The district meets monthly in its offices at 225 S. Pierce on the courthouse square in Burnet.
“We’re doing a conceptual model of the major and minor aquifers of Burnet County, and that will help us to compile the data we have collected over the past 15 years into a working understanding of the aquifers,” Sodek said at the meeting. “How much water is available, what the structure of those aquifers are, how deep they are, how thick they are, where do they go, how fast does the water moves, how do individual wells affect other wells will really help us understand the hydrogeology of Burnet County.”
Rapid development of subdivisions in Burnet County fueled the need for the study of groundwater availability. The conservation district reported that roughly 50 well applications have come in per month since December 2021 and new well drilling often sees wait times of over six months.
“The development in the past two years has exploded,” Sodek said. “We have had exponential growth in rural subdivisions, or ranchettes, anywhere from 2- to 10-acre tracts — they can be hundreds of tracts in some cases. They are almost primarily served by private individual wells.”

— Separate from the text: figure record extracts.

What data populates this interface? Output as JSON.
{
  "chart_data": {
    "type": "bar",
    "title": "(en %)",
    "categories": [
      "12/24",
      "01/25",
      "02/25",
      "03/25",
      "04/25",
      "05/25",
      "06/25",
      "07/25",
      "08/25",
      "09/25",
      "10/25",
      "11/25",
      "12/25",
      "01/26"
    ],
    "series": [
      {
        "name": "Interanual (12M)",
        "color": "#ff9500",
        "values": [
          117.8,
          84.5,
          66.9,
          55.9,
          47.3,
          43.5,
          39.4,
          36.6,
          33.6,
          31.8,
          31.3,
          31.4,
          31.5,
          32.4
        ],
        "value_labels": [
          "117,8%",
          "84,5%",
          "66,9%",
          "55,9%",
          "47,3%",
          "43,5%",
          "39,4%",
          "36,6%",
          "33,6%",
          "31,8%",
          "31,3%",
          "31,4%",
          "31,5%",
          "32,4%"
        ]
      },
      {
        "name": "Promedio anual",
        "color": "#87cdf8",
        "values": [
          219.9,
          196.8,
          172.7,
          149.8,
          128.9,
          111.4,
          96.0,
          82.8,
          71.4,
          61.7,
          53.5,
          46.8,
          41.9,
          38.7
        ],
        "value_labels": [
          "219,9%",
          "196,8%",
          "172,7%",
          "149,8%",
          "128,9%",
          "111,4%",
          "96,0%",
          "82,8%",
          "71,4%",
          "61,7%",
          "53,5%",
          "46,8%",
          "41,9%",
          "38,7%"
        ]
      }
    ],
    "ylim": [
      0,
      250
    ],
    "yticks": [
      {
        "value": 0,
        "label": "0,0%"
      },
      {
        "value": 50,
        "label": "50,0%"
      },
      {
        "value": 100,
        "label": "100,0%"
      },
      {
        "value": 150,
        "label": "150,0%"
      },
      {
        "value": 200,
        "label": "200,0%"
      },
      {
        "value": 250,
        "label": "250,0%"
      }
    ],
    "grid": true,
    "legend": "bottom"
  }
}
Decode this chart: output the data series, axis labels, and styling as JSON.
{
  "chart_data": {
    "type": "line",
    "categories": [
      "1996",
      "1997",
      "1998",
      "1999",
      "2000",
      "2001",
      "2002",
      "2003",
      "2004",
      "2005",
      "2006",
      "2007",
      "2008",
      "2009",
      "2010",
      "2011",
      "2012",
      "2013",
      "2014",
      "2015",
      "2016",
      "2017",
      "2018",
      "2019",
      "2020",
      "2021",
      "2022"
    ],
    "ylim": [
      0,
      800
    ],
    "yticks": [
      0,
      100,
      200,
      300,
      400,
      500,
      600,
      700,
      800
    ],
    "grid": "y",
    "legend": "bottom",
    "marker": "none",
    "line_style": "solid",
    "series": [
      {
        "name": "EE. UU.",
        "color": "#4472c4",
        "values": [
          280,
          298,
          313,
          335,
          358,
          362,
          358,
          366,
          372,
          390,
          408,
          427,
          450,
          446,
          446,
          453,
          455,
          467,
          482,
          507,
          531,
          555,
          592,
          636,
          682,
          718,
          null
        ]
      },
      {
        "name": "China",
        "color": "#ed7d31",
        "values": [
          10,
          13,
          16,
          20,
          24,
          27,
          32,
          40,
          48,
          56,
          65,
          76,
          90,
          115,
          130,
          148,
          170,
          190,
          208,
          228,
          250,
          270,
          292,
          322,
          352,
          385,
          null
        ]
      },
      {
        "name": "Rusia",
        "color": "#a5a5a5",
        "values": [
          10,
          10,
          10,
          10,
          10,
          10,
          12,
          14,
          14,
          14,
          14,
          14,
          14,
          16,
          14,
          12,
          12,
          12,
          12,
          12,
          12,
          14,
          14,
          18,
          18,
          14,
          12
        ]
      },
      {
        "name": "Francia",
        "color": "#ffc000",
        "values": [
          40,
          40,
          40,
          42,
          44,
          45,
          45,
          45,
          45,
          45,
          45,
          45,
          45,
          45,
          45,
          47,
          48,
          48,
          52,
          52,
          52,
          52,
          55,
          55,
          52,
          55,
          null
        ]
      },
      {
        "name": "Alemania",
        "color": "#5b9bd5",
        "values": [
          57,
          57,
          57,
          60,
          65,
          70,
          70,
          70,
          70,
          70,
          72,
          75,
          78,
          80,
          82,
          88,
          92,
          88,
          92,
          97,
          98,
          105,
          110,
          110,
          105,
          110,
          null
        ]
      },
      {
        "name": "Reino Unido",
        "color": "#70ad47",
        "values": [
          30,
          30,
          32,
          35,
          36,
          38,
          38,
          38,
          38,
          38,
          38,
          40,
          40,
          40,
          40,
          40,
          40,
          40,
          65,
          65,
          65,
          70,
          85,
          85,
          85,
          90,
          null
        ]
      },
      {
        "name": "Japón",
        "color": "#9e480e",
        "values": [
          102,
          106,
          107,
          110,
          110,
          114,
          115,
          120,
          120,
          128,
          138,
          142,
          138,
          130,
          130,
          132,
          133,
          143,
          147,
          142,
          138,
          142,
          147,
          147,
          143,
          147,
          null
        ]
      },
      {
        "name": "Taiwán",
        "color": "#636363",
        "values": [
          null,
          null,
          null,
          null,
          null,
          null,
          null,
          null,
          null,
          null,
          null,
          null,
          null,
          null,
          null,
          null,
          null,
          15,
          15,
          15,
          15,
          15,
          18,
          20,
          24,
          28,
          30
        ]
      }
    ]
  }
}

The high density of wells in a small area can impact localized groundwater, Sodek continued. “Water availability is a big factor on the county level, which is why the county is involved in this project.”
Subdivision developers dependent on groundwater must determine if water availability is sufficient and of good quality before moving forward.
“This data will be used to support those decisions for water planning,” Sodek said.
The study will focus on the Trinity Aquifer and the Llano Uplift Aquifer System, both of which feed Burnet County. Eastern Burnet County draws from the Trinity, while western Burnet County draws from the LUAS.
The conservation district is hiring Intera Geoscience & Engineering Solutions to conduct a regional assessment of groundwater resources in Burnet County using existing data collected from hundreds of wells over the past 10 years. The associated costs for the project is $99,580. Funding, recently approved by the Burnet County Commissioners Court, will come from the American Rescue Plan Act (ARPA).
“We’re trying to get ahead of it by making sure that there is water there for 30-plus years of development,” Sodek said.